Using the placards as a road map to decode the content of the many historical musings, Ninth Square residents will have plenty of time to explore the charms and challenges of the exhibit Friday night. But Kauder is planning other activities that will jive with the scrambled-history motif.

“We’ll be showing movies all night long,” she said. “Monty Python will be shown, but also some more serious fare. And we might have an open mic for people who have stories and experiences relating to the Coliseum, since there’s a real sense of history imbued in it.”

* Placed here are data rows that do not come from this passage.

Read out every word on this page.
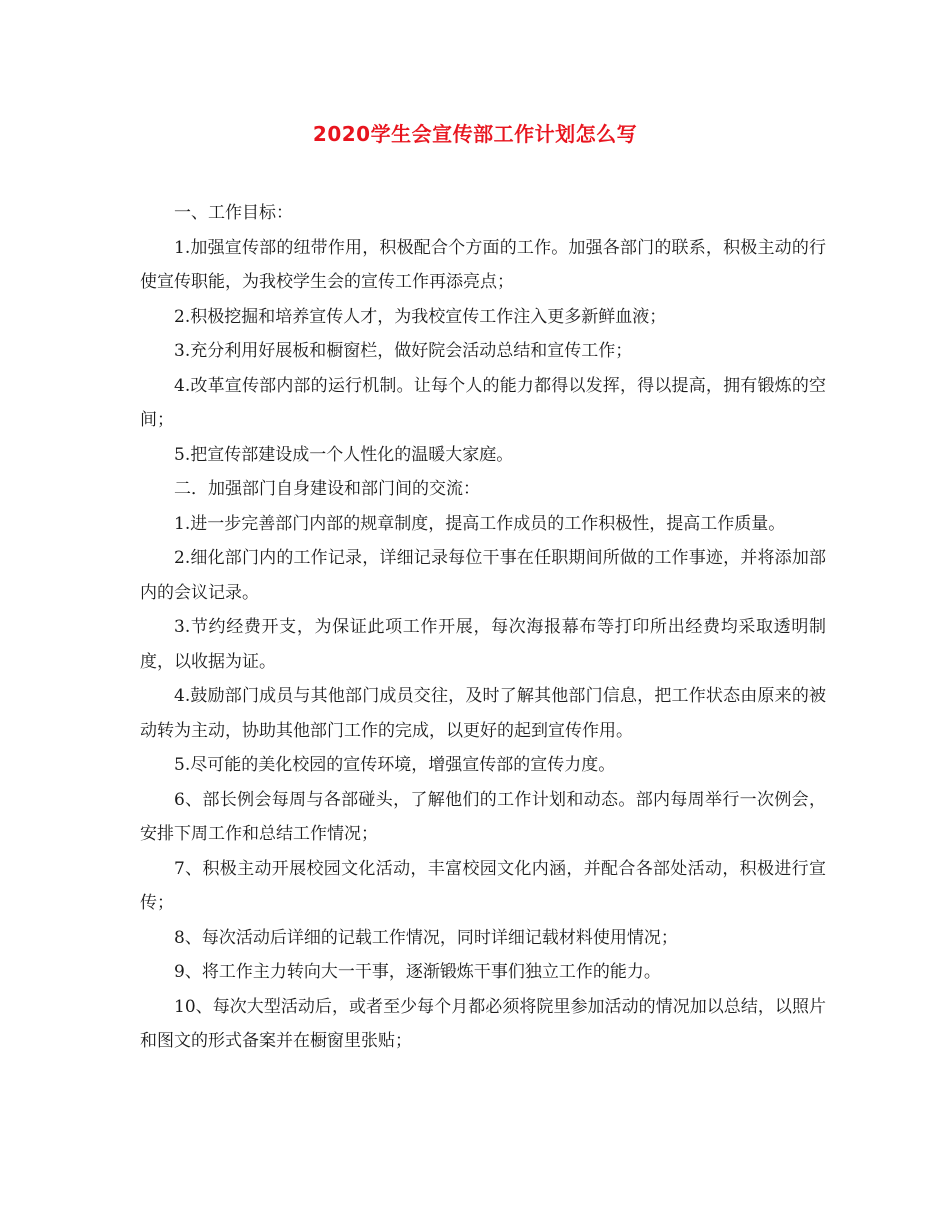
2020学生会宣传部工作计划怎么写

一、工作目标：

1.加强宣传部的纽带作用，积极配合个方面的工作。加强各部门的联系，积极主动的行使宣传职能，为我校学生会的宣传工作再添亮点；

2.积极挖掘和培养宣传人才，为我校宣传工作注入更多新鲜血液；

3.充分利用好展板和橱窗栏，做好院会活动总结和宣传工作；

4.改革宣传部内部的运行机制。让每个人的能力都得以发挥，得以提高，拥有锻炼的空间；

5.把宣传部建设成一个人性化的温暖大家庭。

二．加强部门自身建设和部门间的交流：

1.进一步完善部门内部的规章制度，提高工作成员的工作积极性，提高工作质量。

2.细化部门内的工作记录，详细记录每位干事在任职期间所做的工作事迹，并将添加部内的会议记录。

3.节约经费开支，为保证此项工作开展，每次海报幕布等打印所出经费均采取透明制度，以收据为证。

4.鼓励部门成员与其他部门成员交往，及时了解其他部门信息，把工作状态由原来的被动转为主动，协助其他部门工作的完成，以更好的起到宣传作用。

5.尽可能的美化校园的宣传环境，增强宣传部的宣传力度。

6、部长例会每周与各部碰头，了解他们的工作计划和动态。部内每周举行一次例会，安排下周工作和总结工作情况；

7、积极主动开展校园文化活动，丰富校园文化内涵，并配合各部处活动，积极进行宣传；

8、每次活动后详细的记载工作情况，同时详细记载材料使用情况；

9、将工作主力转向大一干事，逐渐锻炼干事们独立工作的能力。

10、每次大型活动后，或者至少每个月都必须将院里参加活动的情况加以总结，以照片和图文的形式备案并在橱窗里张贴；
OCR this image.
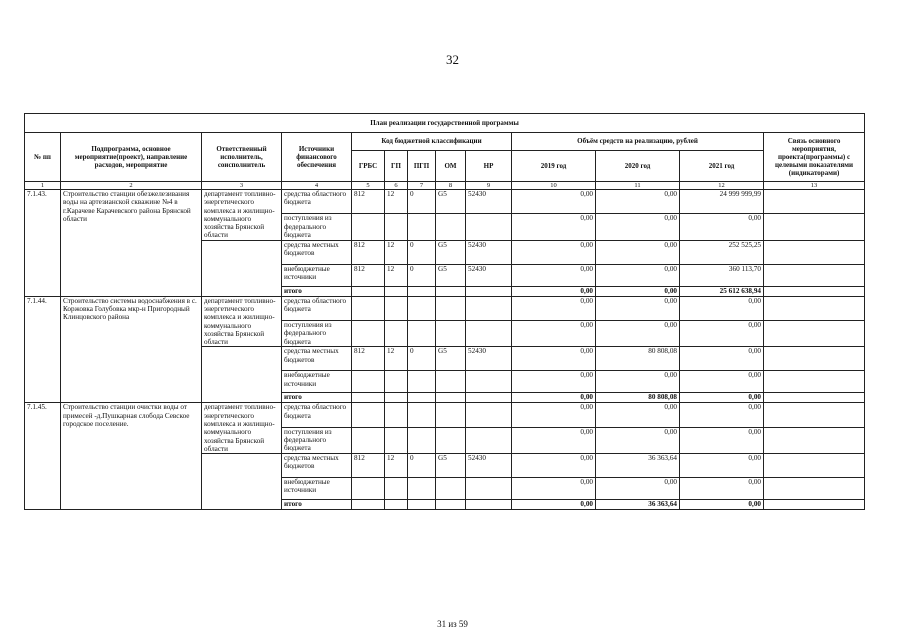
32
План реализации государственной программы												
№ пп	Подпрограмма, основное мероприятие(проект), направление расходов, мероприятие	Ответственный исполнитель, соисполнитель	Источники финансового обеспечения	Код бюджетной классификации					Объём средств на реализацию, рублей			Связь основного мероприятия, проекта(программы) с целевыми показателями (индикаторами)
				ГРБС	ГП	ПГП	ОМ	НР	2019 год	2020 год	2021 год	
1	2	3	4	5	6	7	8	9	10	11	12	13
7.1.43.	Строительство станции обезжелезивания воды на артезианской скважине №4 в г.Карачеве Карачевского района Брянской области	департамент топливно-энергетического комплекса и жилищно-коммунального хозяйства Брянской области	средства областного бюджета	812	12	0	G5	52430	0,00	0,00	24 999 999,99	
			поступления из федерального бюджета						0,00	0,00	0,00	
			средства местных бюджетов	812	12	0	G5	52430	0,00	0,00	252 525,25	
			внебюджетные источники	812	12	0	G5	52430	0,00	0,00	360 113,70	
			итого						0,00	0,00	25 612 638,94	
7.1.44.	Строительство системы водоснабжения в с. Коржовка Голубовка мкр-н Пригородный Клинцовского района	департамент топливно-энергетического комплекса и жилищно-коммунального хозяйства Брянской области	средства областного бюджета						0,00	0,00	0,00	
			поступления из федерального бюджета						0,00	0,00	0,00	
			средства местных бюджетов	812	12	0	G5	52430	0,00	80 808,08	0,00	
			внебюджетные источники						0,00	0,00	0,00	
			итого						0,00	80 808,08	0,00	
7.1.45.	Строительство станции очистки воды от примесей -д.Пушкарная слобода Севское городское поселение.	департамент топливно-энергетического комплекса и жилищно-коммунального хозяйства Брянской области	средства областного бюджета						0,00	0,00	0,00	
			поступления из федерального бюджета						0,00	0,00	0,00	
			средства местных бюджетов	812	12	0	G5	52430	0,00	36 363,64	0,00	
			внебюджетные источники						0,00	0,00	0,00	
			итого						0,00	36 363,64	0,00	
31 из 59
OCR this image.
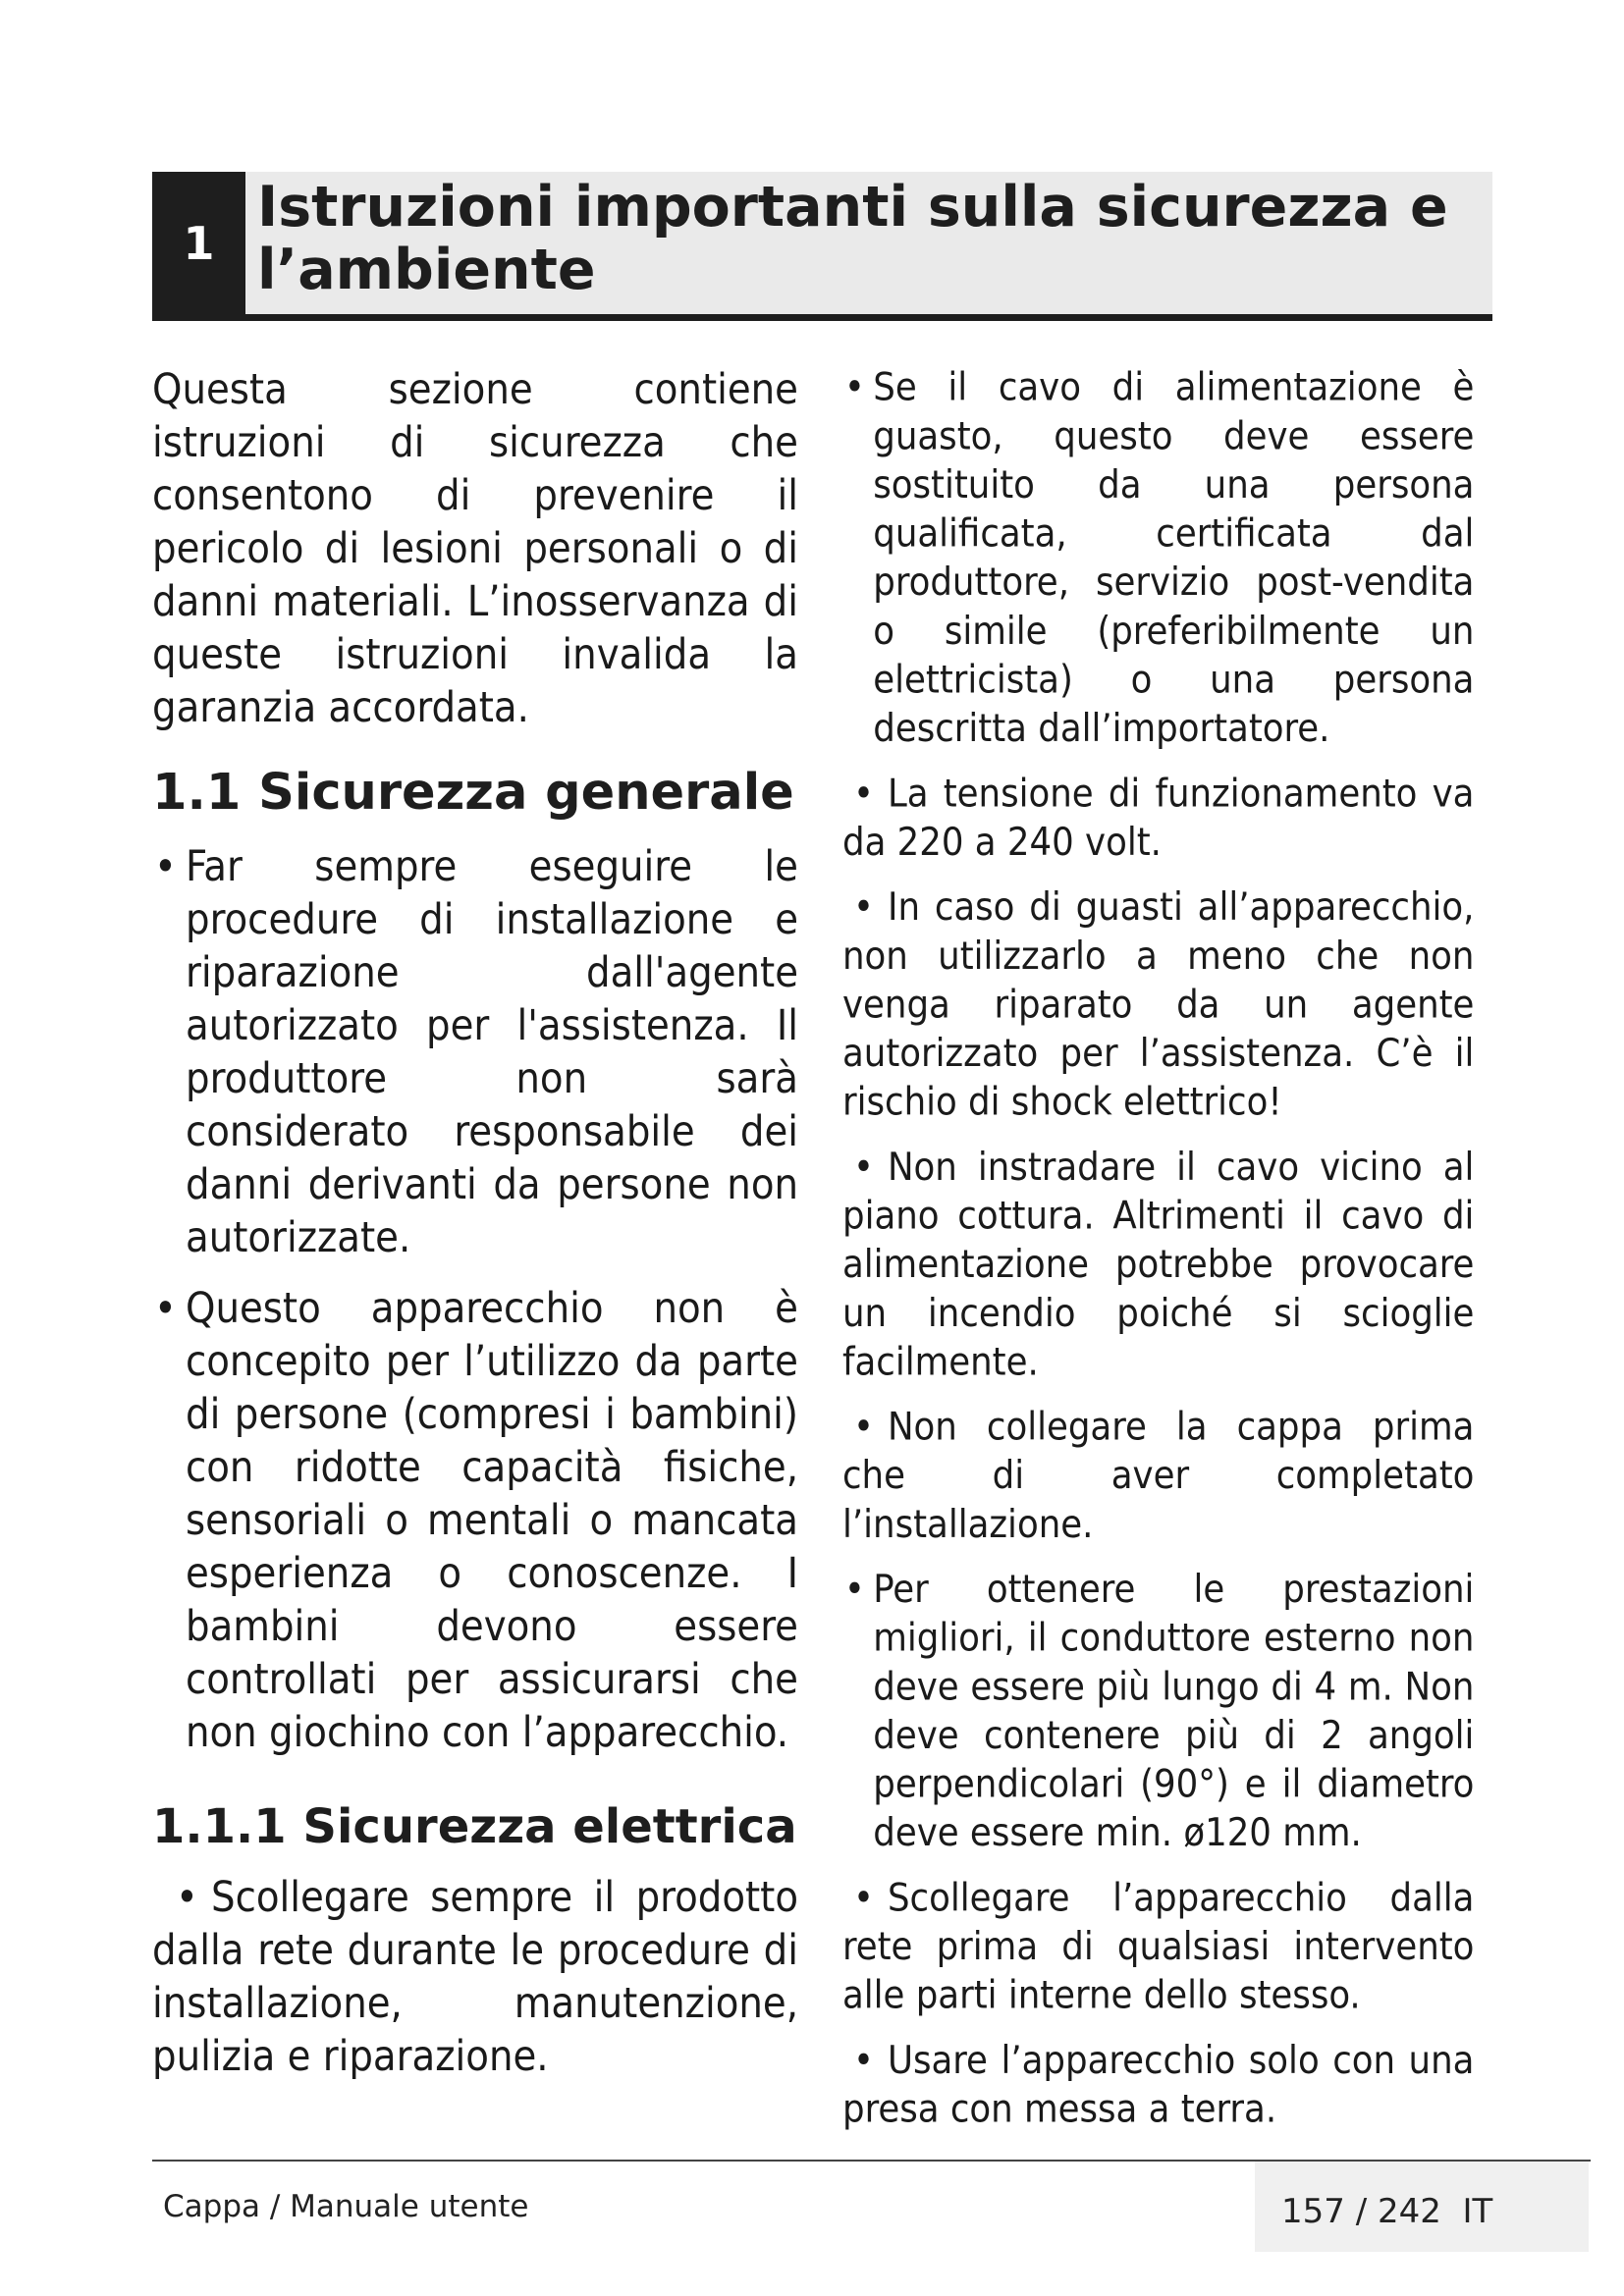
1
Istruzioni importanti sulla sicurezza e l’ambiente

Questa sezione contiene istruzioni di sicurezza che consentono di prevenire il pericolo di lesioni personali o di danni materiali. L’inosservanza di queste istruzioni invalida la garanzia accordata.

1.1 Sicurezza generale
• Far sempre eseguire le procedure di installazione e riparazione dall'agente autorizzato per l'assistenza. Il produttore non sarà considerato responsabile dei danni derivanti da persone non autorizzate.
• Questo apparecchio non è concepito per l’utilizzo da parte di persone (compresi i bambini) con ridotte capacità fisiche, sensoriali o mentali o mancata esperienza o conoscenze. I bambini devono essere controllati per assicurarsi che non giochino con l’apparecchio.
1.1.1 Sicurezza elettrica
• Scollegare sempre il prodotto dalla rete durante le procedure di installazione, manutenzione, pulizia e riparazione.
• Se il cavo di alimentazione è guasto, questo deve essere sostituito da una persona qualificata, certificata dal produttore, servizio post-vendita o simile (preferibilmente un elettricista) o una persona descritta dall’importatore.
• La tensione di funzionamento va da 220 a 240 volt.
• In caso di guasti all’apparecchio, non utilizzarlo a meno che non venga riparato da un agente autorizzato per l’assistenza. C’è il rischio di shock elettrico!
• Non instradare il cavo vicino al piano cottura. Altrimenti il cavo di alimentazione potrebbe provocare un incendio poiché si scioglie facilmente.
• Non collegare la cappa prima che di aver completato l’installazione.
• Per ottenere le prestazioni migliori, il conduttore esterno non deve essere più lungo di 4 m. Non deve contenere più di 2 angoli perpendicolari (90°) e il diametro deve essere min. ø120 mm.
• Scollegare l’apparecchio dalla rete prima di qualsiasi intervento alle parti interne dello stesso.
• Usare l’apparecchio solo con una presa con messa a terra.
Cappa / Manuale utente	157 / 242 IT
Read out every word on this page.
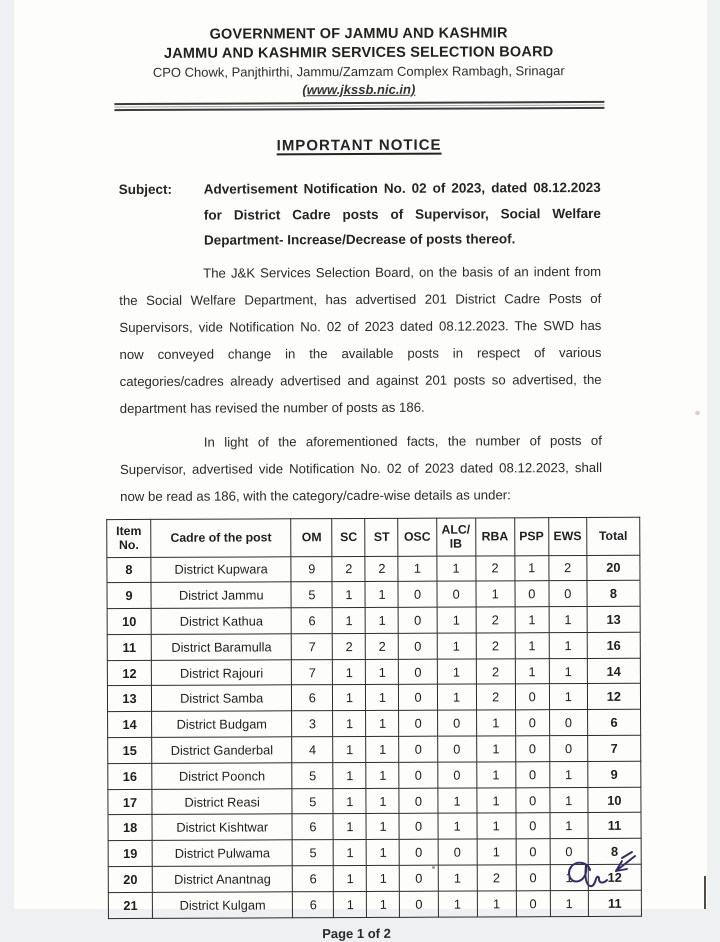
GOVERNMENT OF JAMMU AND KASHMIR
JAMMU AND KASHMIR SERVICES SELECTION BOARD
CPO Chowk, Panjthirthi, Jammu/Zamzam Complex Rambagh, Srinagar
(www.jkssb.nic.in)
IMPORTANT NOTICE
Subject:	Advertisement Notification No. 02 of 2023, dated 08.12.2023 for District Cadre posts of Supervisor, Social Welfare Department- Increase/Decrease of posts thereof.

The J&K Services Selection Board, on the basis of an indent from the Social Welfare Department, has advertised 201 District Cadre Posts of Supervisors, vide Notification No. 02 of 2023 dated 08.12.2023. The SWD has now conveyed change in the available posts in respect of various categories/cadres already advertised and against 201 posts so advertised, the department has revised the number of posts as 186.

In light of the aforementioned facts, the number of posts of Supervisor, advertised vide Notification No. 02 of 2023 dated 08.12.2023, shall now be read as 186, with the category/cadre-wise details as under:

Item No.	Cadre of the post	OM	SC	ST	OSC	ALC/ IB	RBA	PSP	EWS	Total
8	District Kupwara	9	2	2	1	1	2	1	2	20
9	District Jammu	5	1	1	0	0	1	0	0	8
10	District Kathua	6	1	1	0	1	2	1	1	13
11	District Baramulla	7	2	2	0	1	2	1	1	16
12	District Rajouri	7	1	1	0	1	2	1	1	14
13	District Samba	6	1	1	0	1	2	0	1	12
14	District Budgam	3	1	1	0	0	1	0	0	6
15	District Ganderbal	4	1	1	0	0	1	0	0	7
16	District Poonch	5	1	1	0	0	1	0	1	9
17	District Reasi	5	1	1	0	1	1	0	1	10
18	District Kishtwar	6	1	1	0	1	1	0	1	11
19	District Pulwama	5	1	1	0	0	1	0	0	8
20	District Anantnag	6	1	1	0	1	2	0	1	12
21	District Kulgam	6	1	1	0	1	1	0	1	11
Page 1 of 2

After the night of contemplating bygone days, Artspace’s backward-looking exhibition will recede into memory, making way for the next exhibition, entitled “Why Look at Animals?” At the same time, the Coliseum will yield to new developments. Whatever people’s feelings of nostalgia, Slap said he thinks the ancient structure is ready to go.

“It’s been an eyesore, especially as an entrance to the city,” Slap said. “It represents the past, and we’re ready for the future.”